LA TOSCA COMPIE MEZZO SECOLO
Febbraio 09
19:59 2023

23 Marzo 1973/2023 cinquant’anni dall’uscita nelle sale di uno dei capolavori firmati da Gigi Magni

LA TOSCA COMPIE MEZZO SECOLO

Monica Vitti nel ruolo di Floria Tosca ricevette il Globo d’oro come migliore attrice protagonista la Fondazione Magni /Mirisola sta progettando una serie di iniziative per celebrare l’importante ricorrenza che si unisce a quella del decennale della scomparsa del maestro Magni

 

Il 23 Marzo del 1973, usciva nelle sale “La Tosca”, il terzo film da regista del maestro Luigi Magni, destinato a segnare la storia del cinema italiano, sia per il coraggio di Magni, di rileggere un’opera lirica come Tosca in chiave romana e romanesca dandole quasi un taglio di commedia musicale. Questo grazie al determinante contributo musicale di Armando Trovajoli che con le sue note ha eternato alcuni testi di Magni consegnando al patrimonio della musica romana brani che oggi sono delle vere e proprie colonne portanti.

Tosca è stata girata gran parte nei luoghi di Tosca, Castel S. Angelo, Palazzo Farnese, la sola differenza che essendo stata negata per le riprese Sant’Andrea Della Valle è stata sostituita con Sant’Agnese in Agone a Piazza Navona, che venne concessa volentieri dagli allora proprietari i Pamphili che con il compenso della produzione finanziarono i restauri del complesso di Piazza Navona.

Scenografie e costumi di Lucia Mirisola, che per questo film ha fatto un vero capolavoro, disegnando abiti di scena realizzati dalla Tirelli di rara bellezza, determinante nell’arredo è stato il contributo della famiglia De Angelis che con le sue sculture a fatto si che la scenografa veneziana riuscisse a rendere visibili i riferimenti alla storia dell’arte che aveva in mente.

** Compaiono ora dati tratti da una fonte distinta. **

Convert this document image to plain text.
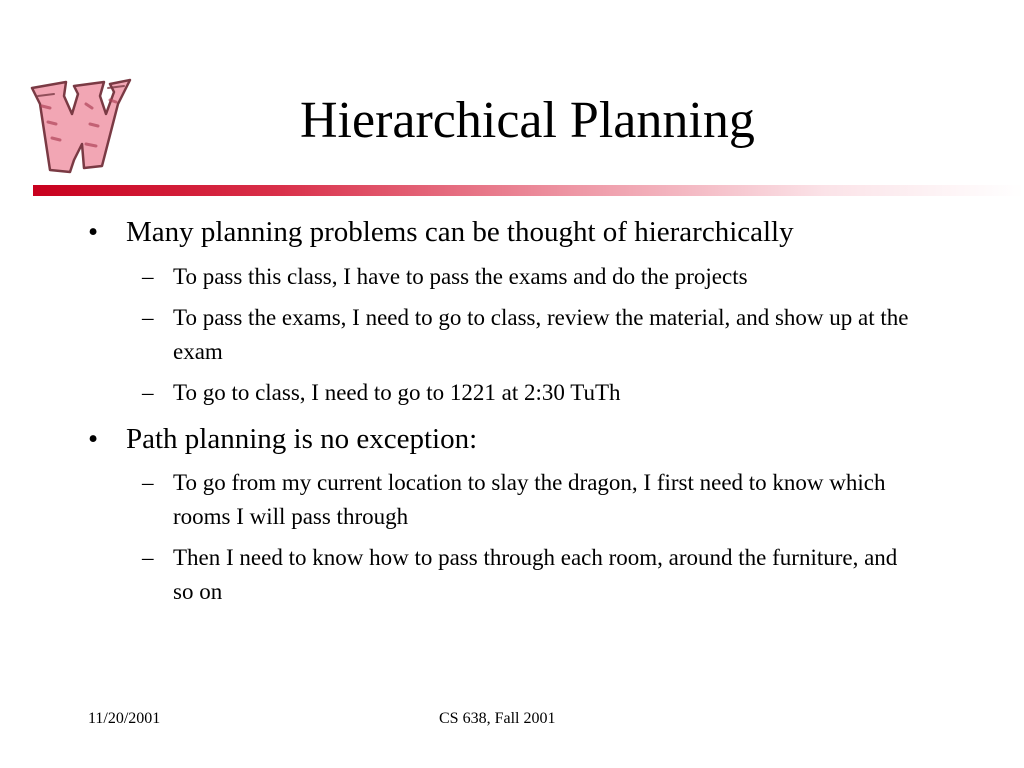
Hierarchical Planning
• Many planning problems can be thought of hierarchically
– To pass this class, I have to pass the exams and do the projects
– To pass the exams, I need to go to class, review the material, and show up at the exam
– To go to class, I need to go to 1221 at 2:30 TuTh
• Path planning is no exception:
– To go from my current location to slay the dragon, I first need to know which rooms I will pass through
– Then I need to know how to pass through each room, around the furniture, and so on
11/20/2001	CS 638, Fall 2001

La Tosca presenta tre diversi livelli di comunicazione:

IL PRIMO lo identifichiamo nei dialoghi, come al solito ironici e divertenti che portano avanti la ricostruzione degli avvenimenti e delineano la psicologia dei personaggi, sostenuto dalla sua mimica eccezionale Aldo Fabrizi, nei panni del governatore di Roma non risparmia allusione ironiche nemmeno alla regina di Napoli. Proietti fa vivere Cavaradossi nella spensieratezza di toni e battute umoristiche. Floria Tosca nei suoi abitini di paliettes fa ridere solo a guardarla… figuriamoci quando apre la bocca per esprimere i suoi pensieri confusi e appannati dall’impulsività del suo carattere.

Oltre ad illustrare l’intreccio, i dialoghi rappresentano la lettura divertente della vicenda, l’anticamera della tragedia che si consumerà veramente solo negli ultimi due minuti del film.

IL SECONDO lo si trova attraverso le musiche del maestro Armando Trovajoli che enfatizza i sentimenti dei protagonisti: molto brechtianamente, Magni ferma la narrazione e coinvolge emotivamente lo spettatore ora esaltando il romanticismo di Tosca con il ritornello che l’innamorata canta appassionatamente ma con un tono oscurato dal brutto presentimento “Mi madre è morta tisica, tu me farai morì de crapacore”. Un velato omaggio del maestro a sua mamma Assunta morta proprio tisica nel 1941. Rivelando anche la bramosia di potere di Scarpia, che, guardandosi allo specchio canta prima fra sé e sé per poi arrivare con un crescendo incontenibile, ad urlare a squarciagola. “chi può saper che cavolo ci sia nel cuore di un solerte funzionario dell’alta polizia?”; ora commuovendo quando Cavaradossi ormai condannato, saluta Roma dalle mura di Castel S. Angelo, intonando sulla melodia popolare dei “fiori romani” l’addio doloroso di un cittadino fedele alla sua città.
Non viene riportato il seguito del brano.